While the exercise was an attempt to illustrate that bitcoin could be used for transactions in daily life, it’s since become a handy reference point for bitcoin’s surge. The bitcoin pizza Twitter feed is ever-ready to remind its audience of how much crypto dough he’d be rolling in right now (if it wasn’t for the pizza pastry dough he swallowed down all the way to his hips).
If you had bought crypto…
A new website, If You Had Bought Crypto, is taking this is a step further.

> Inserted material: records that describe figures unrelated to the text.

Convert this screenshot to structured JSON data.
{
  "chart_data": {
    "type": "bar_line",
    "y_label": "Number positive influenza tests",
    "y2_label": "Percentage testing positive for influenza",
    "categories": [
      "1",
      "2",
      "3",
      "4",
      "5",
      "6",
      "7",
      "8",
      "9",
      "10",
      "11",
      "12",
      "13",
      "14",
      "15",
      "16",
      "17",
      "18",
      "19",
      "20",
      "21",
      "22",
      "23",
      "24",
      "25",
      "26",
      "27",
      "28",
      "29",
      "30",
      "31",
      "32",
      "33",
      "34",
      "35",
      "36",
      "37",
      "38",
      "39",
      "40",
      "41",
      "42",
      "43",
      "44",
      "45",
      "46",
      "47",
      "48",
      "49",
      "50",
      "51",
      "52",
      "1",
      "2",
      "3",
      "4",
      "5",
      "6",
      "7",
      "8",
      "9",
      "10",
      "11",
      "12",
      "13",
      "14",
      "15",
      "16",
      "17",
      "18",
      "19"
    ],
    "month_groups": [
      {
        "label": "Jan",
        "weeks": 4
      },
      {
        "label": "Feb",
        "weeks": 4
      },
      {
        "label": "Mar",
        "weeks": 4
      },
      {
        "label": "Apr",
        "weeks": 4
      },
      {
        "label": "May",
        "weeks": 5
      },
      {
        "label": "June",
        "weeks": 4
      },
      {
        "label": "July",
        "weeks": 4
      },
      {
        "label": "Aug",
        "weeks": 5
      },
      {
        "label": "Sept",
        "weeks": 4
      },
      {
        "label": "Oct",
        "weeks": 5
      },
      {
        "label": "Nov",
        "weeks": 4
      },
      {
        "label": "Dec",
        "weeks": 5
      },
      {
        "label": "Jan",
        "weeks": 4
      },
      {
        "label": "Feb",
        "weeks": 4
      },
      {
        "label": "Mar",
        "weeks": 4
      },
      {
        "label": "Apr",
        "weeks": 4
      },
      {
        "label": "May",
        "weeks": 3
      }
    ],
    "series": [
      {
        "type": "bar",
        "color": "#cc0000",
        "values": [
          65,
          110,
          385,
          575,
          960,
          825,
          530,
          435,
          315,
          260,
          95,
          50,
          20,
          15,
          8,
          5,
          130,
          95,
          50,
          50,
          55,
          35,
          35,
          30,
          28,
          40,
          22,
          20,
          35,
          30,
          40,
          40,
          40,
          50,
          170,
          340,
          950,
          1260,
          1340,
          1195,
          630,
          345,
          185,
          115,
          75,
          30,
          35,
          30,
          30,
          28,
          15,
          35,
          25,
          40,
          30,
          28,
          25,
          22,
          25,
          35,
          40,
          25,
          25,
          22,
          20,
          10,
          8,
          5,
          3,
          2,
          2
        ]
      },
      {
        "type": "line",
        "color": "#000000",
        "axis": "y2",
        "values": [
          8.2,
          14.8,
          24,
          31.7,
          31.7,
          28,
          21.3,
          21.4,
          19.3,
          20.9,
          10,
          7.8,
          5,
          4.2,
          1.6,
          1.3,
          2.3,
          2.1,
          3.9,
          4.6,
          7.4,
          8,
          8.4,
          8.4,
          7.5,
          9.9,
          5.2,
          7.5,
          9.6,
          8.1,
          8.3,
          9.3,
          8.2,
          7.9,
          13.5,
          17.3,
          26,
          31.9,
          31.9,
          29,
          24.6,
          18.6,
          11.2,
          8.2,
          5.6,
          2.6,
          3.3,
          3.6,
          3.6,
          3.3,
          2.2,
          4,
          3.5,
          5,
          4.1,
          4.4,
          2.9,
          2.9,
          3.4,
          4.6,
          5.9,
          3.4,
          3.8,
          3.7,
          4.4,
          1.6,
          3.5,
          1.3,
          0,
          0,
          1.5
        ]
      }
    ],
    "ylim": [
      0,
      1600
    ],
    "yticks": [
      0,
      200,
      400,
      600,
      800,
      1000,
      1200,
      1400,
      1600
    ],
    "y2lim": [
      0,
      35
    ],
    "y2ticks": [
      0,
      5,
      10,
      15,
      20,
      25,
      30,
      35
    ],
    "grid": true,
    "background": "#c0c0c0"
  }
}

A simple UI belies the great pearls of insight the site serves to satisfy your BRS (Bitcoin Regret Syndrome).
Enter any date, and pick your poison. Was it Bitcoin, Bitcoin Cash, Litecoin, Ethereum, Ethereum Classic, Ripple, IOTA, Monero, Cardano, NEM, Decred, ZCash, Dash, or Dogecoin you had so spectacularly failed to throw your money at?
Input a fiscal value, and watch it work its magic to bring tears to your eyes: would you look at what you’ve missed out on!
The real question is: Which lucky fish would you have given those Spotify subscriptions to?
Any day is a good day
The fact is no one knows where cryptocurrency, in general, and bitcoin, specifically, is going. Is it a bird, is it a plane, is it “tulip mania”? Or is this the birth of a new global economy that transcends borders, banks and government regulations? No one knows, but those who want to gamble a stake on the pile are getting their wallets out.
Unless you’re a day trader incessantly checking the pulse of your favourite coins as their heartbeats rise and fall, you’d best buy in at any given time. So what if you didn’t buy at a time when a US$100 investment would’ve meant owning seven rare breed rainbow unicorns today?
If you want in, get in. Don’t beat yourself up on doorways missed and windows long since shut.